Barcelona’s TRAM Open turned the Reial Club de Polo de Barcelona into a rare showcase for adaptive sport at the very top of the game. From 27 to 30 May, the tournament carried ITF WC1000 status, offered $45,000 in prize money and brought together the top 10 in both the men’s and women’s draws, with Martín de la Puente, Spain’s No. 1 and world No. 3, among the headline names.
That level matters in a city that likes to see itself as a major sports capital. Barcelona said the 2026 edition was the first Super Series, ITF1000-level wheelchair tennis tournament ever staged there, and only the fifth such host city in the world, after Australia, Japan, the United States and France. The event’s growth has been steady too: the 2025 edition drew about 50 players from more than 20 nationalities to the same venue, a sign that Barcelona had already become a regular stop on the wheelchair-tennis map before this latest leap in status.

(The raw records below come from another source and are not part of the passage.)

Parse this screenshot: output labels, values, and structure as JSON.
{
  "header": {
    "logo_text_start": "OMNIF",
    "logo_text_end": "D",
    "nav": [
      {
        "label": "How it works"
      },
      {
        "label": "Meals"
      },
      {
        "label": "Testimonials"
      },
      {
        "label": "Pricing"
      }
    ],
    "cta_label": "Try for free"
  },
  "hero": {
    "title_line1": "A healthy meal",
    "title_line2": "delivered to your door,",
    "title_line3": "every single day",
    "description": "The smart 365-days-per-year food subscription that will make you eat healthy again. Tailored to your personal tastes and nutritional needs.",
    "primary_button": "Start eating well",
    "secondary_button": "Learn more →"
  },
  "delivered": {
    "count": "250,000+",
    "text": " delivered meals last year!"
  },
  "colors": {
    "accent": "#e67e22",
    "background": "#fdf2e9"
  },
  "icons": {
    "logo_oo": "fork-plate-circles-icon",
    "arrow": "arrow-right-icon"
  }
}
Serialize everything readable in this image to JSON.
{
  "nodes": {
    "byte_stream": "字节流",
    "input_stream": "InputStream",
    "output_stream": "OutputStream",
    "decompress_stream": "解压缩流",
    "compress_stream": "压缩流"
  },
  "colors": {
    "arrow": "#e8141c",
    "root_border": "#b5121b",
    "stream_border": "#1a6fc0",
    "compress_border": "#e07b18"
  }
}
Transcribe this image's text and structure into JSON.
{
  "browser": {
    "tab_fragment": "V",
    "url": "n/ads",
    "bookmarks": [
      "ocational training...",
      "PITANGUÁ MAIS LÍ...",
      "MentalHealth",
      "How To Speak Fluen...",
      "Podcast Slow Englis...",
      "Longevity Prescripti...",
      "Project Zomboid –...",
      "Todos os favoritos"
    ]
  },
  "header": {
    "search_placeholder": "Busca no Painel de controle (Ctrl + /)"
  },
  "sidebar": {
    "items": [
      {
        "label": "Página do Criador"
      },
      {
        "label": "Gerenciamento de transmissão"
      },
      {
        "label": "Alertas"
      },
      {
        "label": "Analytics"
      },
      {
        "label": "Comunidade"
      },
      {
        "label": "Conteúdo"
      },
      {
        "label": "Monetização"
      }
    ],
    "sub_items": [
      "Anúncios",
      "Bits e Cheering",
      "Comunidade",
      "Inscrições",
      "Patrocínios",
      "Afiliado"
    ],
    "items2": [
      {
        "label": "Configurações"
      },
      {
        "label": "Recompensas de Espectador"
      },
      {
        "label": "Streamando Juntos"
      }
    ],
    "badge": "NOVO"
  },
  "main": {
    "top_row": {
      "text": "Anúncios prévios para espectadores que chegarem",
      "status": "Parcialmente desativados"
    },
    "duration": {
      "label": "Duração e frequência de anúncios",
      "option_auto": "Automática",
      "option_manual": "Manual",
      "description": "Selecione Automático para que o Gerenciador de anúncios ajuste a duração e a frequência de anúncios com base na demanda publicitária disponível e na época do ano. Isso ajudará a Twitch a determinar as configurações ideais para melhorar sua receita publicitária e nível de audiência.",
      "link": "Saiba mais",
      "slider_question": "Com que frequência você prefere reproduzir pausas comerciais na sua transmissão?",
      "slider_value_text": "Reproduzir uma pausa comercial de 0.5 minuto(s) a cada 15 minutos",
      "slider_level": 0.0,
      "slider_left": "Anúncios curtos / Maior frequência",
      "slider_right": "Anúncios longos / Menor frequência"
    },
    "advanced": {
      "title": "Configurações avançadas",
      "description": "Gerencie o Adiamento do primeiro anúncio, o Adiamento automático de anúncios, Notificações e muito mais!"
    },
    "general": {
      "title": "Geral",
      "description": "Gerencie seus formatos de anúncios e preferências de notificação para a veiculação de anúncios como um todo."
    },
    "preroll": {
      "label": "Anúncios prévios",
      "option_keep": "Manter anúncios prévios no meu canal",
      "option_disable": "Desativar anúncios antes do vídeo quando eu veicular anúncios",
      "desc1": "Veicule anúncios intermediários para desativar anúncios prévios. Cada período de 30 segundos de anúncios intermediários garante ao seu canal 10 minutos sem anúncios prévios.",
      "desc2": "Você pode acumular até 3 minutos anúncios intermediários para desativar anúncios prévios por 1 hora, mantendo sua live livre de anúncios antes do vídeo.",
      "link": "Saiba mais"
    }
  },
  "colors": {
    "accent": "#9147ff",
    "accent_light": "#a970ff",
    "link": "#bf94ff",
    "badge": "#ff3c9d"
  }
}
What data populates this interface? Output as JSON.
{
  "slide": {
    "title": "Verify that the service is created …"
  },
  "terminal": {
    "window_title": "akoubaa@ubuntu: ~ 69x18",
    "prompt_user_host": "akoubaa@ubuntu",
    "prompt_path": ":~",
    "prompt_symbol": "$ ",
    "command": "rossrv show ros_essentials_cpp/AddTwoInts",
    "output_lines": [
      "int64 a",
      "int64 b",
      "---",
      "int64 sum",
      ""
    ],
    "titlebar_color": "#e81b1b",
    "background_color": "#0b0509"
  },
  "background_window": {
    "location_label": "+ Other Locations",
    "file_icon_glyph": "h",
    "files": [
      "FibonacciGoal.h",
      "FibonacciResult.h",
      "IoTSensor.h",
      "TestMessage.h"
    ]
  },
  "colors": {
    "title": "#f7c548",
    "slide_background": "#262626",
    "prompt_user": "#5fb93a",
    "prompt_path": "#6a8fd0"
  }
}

The tournament’s own mission points beyond the scoreboard. Organizers said the aim was to raise awareness of wheelchair tennis among all citizens and give greater visibility to the athletes, with a special focus on children and young people. That goal was reinforced through the link with the Cruyff Foundation, which has supported adapted sport and social-transformation projects for children and youngsters with special needs in more than 20 countries since 1995.
Barcelona also widened the platform around the event. The city said Esport3, Teledeporte and Tennis Channel were set to broadcast, for the first time, the men’s semifinals and the women’s and men’s singles finals on Saturday 30 May, giving the tournament a public window well beyond the club fences. For wheelchair tennis, that kind of exposure is not just a nice extra. It is part of how the sport builds recognition, legitimacy and a larger pipeline of young players.
The bigger question for Barcelona is whether that visibility lasts after the cameras leave. The TRAM Open offered a polished, international stage for elite wheelchair tennis, but the true test of an inclusive sports city is whether local clubs, facilities and public programming can turn one marquee week into year-round pathways.